Arundhati Roy on How to Survive in a “Culture of Fear”
September 04, 2025 at 09:01PMThere is a moment of palpable tension at the center of Lulu Garcia-Navarro’s interview with Arundhati Roy, the Booker Prize-winning author of The God of Small Things. Garcia-Navarro asks Roy a series of questions about her persecution in India, including threats of arrest and the banning of her book, Azadi, in Kashmir. Roy grows circumspect; the interview seems, briefly, to teeter. Then the tension breaks, and Roy expands on the value of communication under authoritarian rule. It’s a stirring conclusion, and a terribly timely reminder of the power of a well-told story.
The reason that I don’t talk about it is because I would much rather write what I want to write than have some controversy about something you say off the cuff. It’s like they’re always trying to trip people up and trying to prevent you from thinking clearly.
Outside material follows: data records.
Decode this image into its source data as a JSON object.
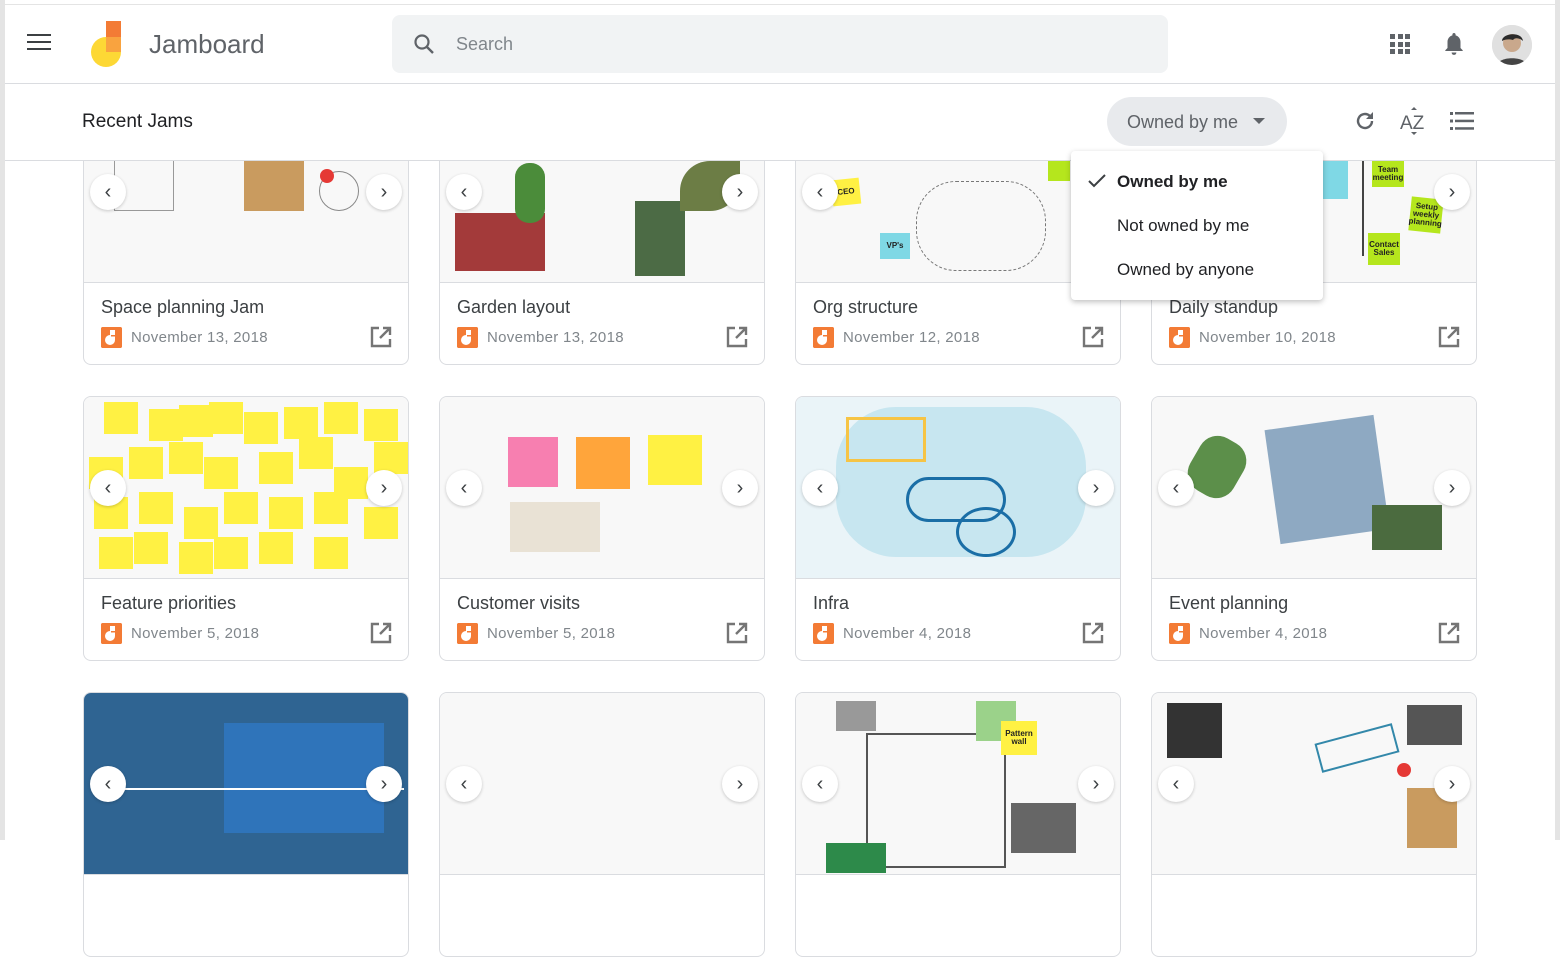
{
  "app": {
    "title": "Jamboard"
  },
  "search": {
    "placeholder": "Search"
  },
  "subheader": {
    "title": "Recent Jams",
    "filter_label": "Owned by me"
  },
  "filter_menu": {
    "items": [
      {
        "label": "Owned by me",
        "selected": true
      },
      {
        "label": "Not owned by me",
        "selected": false
      },
      {
        "label": "Owned by anyone",
        "selected": false
      }
    ]
  },
  "thumb_text": {
    "team": "Team meeting",
    "setup": "Setup weekly planning",
    "contact": "Contact Sales",
    "ceo": "CEO",
    "vps": "VP's",
    "pattern": "Pattern wall"
  },
  "colors": {
    "accent": "#f37b35",
    "sticky_yellow": "#fff143",
    "sticky_green": "#b5e61d",
    "sticky_blue": "#7fd8e5"
  },
  "cards": [
    {
      "title": "Space planning Jam",
      "date": "November 13, 2018"
    },
    {
      "title": "Garden layout",
      "date": "November 13, 2018"
    },
    {
      "title": "Org structure",
      "date": "November 12, 2018"
    },
    {
      "title": "Daily standup",
      "date": "November 10, 2018"
    },
    {
      "title": "Feature priorities",
      "date": "November 5, 2018"
    },
    {
      "title": "Customer visits",
      "date": "November 5, 2018"
    },
    {
      "title": "Infra",
      "date": "November 4, 2018"
    },
    {
      "title": "Event planning",
      "date": "November 4, 2018"
    },
    {
      "title": "",
      "date": ""
    },
    {
      "title": "",
      "date": ""
    },
    {
      "title": "",
      "date": ""
    },
    {
      "title": "",
      "date": ""
    }
  ]
}
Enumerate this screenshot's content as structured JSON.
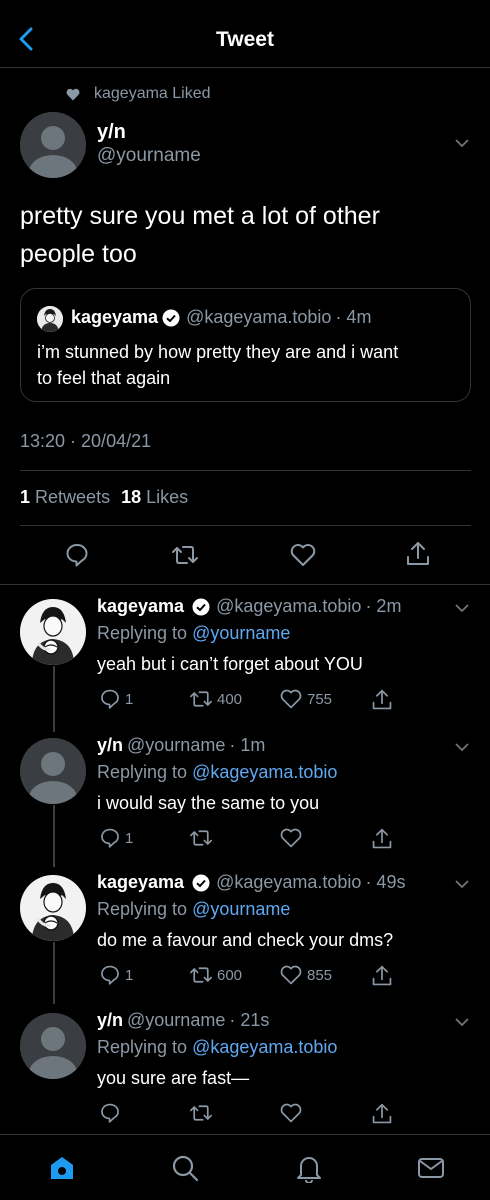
{
  "header": {
    "title": "Tweet"
  },
  "main_tweet": {
    "social_context": "kageyama Liked",
    "name": "y/n",
    "handle": "@yourname",
    "text_line1": "pretty sure you met a lot of other",
    "text_line2": "people too",
    "quote": {
      "name": "kageyama",
      "handle": "@kageyama.tobio",
      "time": "· 4m",
      "text_line1": "i’m stunned by how pretty they are and i want",
      "text_line2": "to feel that again"
    },
    "timestamp": "13:20 · 20/04/21",
    "retweets_count": "1",
    "retweets_label": "Retweets",
    "likes_count": "18",
    "likes_label": "Likes"
  },
  "replies": [
    {
      "name": "kageyama",
      "handle": "@kageyama.tobio",
      "time": "· 2m",
      "replying_prefix": "Replying to",
      "replying_to": "@yourname",
      "text": "yeah but i can’t forget about YOU",
      "reply_count": "1",
      "retweet_count": "400",
      "like_count": "755"
    },
    {
      "name": "y/n",
      "handle": "@yourname",
      "time": "· 1m",
      "replying_prefix": "Replying to",
      "replying_to": "@kageyama.tobio",
      "text": "i would say the same to you",
      "reply_count": "1",
      "retweet_count": "",
      "like_count": ""
    },
    {
      "name": "kageyama",
      "handle": "@kageyama.tobio",
      "time": "· 49s",
      "replying_prefix": "Replying to",
      "replying_to": "@yourname",
      "text": "do me a favour and check your dms?",
      "reply_count": "1",
      "retweet_count": "600",
      "like_count": "855"
    },
    {
      "name": "y/n",
      "handle": "@yourname",
      "time": "· 21s",
      "replying_prefix": "Replying to",
      "replying_to": "@kageyama.tobio",
      "text": "you sure are fast—",
      "reply_count": "",
      "retweet_count": "",
      "like_count": ""
    }
  ],
  "colors": {
    "background": "#000000",
    "accent": "#1d9bf0",
    "link": "#5ea9f2",
    "muted": "#8b98a5",
    "divider": "#2f3336"
  },
  "icons": [
    "back-arrow-icon",
    "heart-icon",
    "chevron-down-icon",
    "verified-badge-icon",
    "reply-icon",
    "retweet-icon",
    "like-icon",
    "share-icon",
    "home-icon",
    "search-icon",
    "notifications-icon",
    "messages-icon"
  ]
}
This culture of fear is everywhere here. People are arrested for things they say on Facebook, on Twitter, or what they don’t say. In the U.S., it seems new to you, but we have been living with this, and it’s increasingly becoming normalized. It’s a very disturbing situation, especially for Muslims, where it doesn’t stop with just court cases and jail. It goes on to lynching and murder and social boycotts and economic boycotts and homes being bulldozed. You meet people who have stories that you can’t look away from.